Radio: Alt Country
by Linda Ryan | May 28, 2014
Music trends are cyclical, and country music is no exception. History shows us that when country became too syrupy in the ‘60s, the outlaw country movement sprung up in the ‘70s; when urban cowboy took over in the ‘80s, Alt Country sprouted in the ‘90s. Napster’s genre description for alt country says the sound is “basically Hank Williams interpreted by bands who grew up on The Replacements,” and while that might sound a little blithe, it isn’t far off the mark. Who better to relate to country’s outlaws than punk rockers?
Outlaws. Punk rockers. Both operate outside the mainstream, and certainly, both find common ground in the D.I.Y. ethic of doing so. And while Nashville hit-makers were turning country into pop — diluting its sound with horns, string sections and chorus singers — young musicians in the ‘80s were filtering old-school country through the raw intensity of punk rock: offering a sound that was, at its heart, more country than the fluff Nashville was producing. Shunned by commercial country radio programmers, the sound flourished on college radio, where formats were eschewed and experimental genres welcomed. By the time Uncle Tupelo's landmark debut album, No Depression, came out in 1990, college radio had already embraced bands such as Rank N File, Jason and the Scorchers, the Mekons, and the Gram Parsons-influenced Long Ryders, who paved the way.
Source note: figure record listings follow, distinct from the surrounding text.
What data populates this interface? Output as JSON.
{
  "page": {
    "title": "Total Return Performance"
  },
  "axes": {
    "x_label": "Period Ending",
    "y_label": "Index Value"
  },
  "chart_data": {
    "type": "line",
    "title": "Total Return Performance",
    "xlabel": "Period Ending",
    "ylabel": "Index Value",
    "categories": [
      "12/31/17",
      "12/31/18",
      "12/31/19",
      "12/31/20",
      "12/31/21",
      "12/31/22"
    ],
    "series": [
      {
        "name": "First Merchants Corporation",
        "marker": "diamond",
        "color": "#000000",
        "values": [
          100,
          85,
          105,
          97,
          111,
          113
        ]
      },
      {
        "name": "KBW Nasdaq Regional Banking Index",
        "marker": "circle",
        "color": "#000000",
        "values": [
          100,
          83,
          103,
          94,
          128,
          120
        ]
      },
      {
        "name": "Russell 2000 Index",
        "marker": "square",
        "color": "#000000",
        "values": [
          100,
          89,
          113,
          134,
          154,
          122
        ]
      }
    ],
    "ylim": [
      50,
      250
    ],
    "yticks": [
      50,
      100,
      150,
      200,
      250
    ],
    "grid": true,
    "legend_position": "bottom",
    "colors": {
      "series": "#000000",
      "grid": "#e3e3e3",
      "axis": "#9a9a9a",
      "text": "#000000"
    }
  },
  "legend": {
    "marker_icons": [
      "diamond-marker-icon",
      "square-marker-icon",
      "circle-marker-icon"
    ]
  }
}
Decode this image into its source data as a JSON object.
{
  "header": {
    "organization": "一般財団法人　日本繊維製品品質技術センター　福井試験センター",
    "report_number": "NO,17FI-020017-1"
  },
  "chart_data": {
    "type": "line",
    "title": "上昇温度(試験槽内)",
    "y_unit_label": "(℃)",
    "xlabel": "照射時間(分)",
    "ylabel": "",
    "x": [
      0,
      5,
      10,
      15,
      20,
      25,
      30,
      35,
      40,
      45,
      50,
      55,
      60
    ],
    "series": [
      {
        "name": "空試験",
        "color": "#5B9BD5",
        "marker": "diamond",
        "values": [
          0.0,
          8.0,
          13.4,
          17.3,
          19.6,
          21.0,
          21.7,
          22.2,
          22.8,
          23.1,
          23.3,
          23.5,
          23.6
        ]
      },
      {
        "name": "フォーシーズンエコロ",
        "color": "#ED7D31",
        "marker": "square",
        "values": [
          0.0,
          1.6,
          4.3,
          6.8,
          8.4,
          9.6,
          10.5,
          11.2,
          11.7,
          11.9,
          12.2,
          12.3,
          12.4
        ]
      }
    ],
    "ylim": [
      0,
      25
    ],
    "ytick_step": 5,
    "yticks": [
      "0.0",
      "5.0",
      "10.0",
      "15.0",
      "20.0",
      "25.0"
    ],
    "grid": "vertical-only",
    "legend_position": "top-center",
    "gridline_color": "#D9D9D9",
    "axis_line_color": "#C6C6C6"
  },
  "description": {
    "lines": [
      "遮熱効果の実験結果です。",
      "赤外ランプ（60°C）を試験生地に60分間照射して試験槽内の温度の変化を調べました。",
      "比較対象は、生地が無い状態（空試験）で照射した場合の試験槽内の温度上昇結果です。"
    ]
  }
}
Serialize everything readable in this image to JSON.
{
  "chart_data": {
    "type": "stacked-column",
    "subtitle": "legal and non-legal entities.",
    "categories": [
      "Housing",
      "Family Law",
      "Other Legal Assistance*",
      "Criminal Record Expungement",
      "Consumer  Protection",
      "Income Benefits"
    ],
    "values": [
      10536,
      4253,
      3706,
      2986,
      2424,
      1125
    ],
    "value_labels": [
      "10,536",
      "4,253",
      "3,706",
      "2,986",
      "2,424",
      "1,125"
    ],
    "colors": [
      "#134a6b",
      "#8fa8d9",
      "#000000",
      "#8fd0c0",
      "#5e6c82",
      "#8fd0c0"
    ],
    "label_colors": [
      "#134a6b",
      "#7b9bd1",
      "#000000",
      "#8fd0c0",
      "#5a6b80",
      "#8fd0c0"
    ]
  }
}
These days, bearded hipsters have taken over East Nashville, creating some of the most left-of-center sounds in Music City. Texas bands continue to make a living on the rockin’ Red Dirt scene. California groups continue to channel the cosmic American sounds of Laurel Canyon rockers. And English bands are brandishing a fiery version of folk. On Napster’s alt country radio station, you are just as likely to hear Ryan Adams, Steve Earle and Dale Watson as you are to hear Sturgill Simpson or folkie Robert Ellis. It’s a heady mix of sounds, but always rooted in country (with a twist)!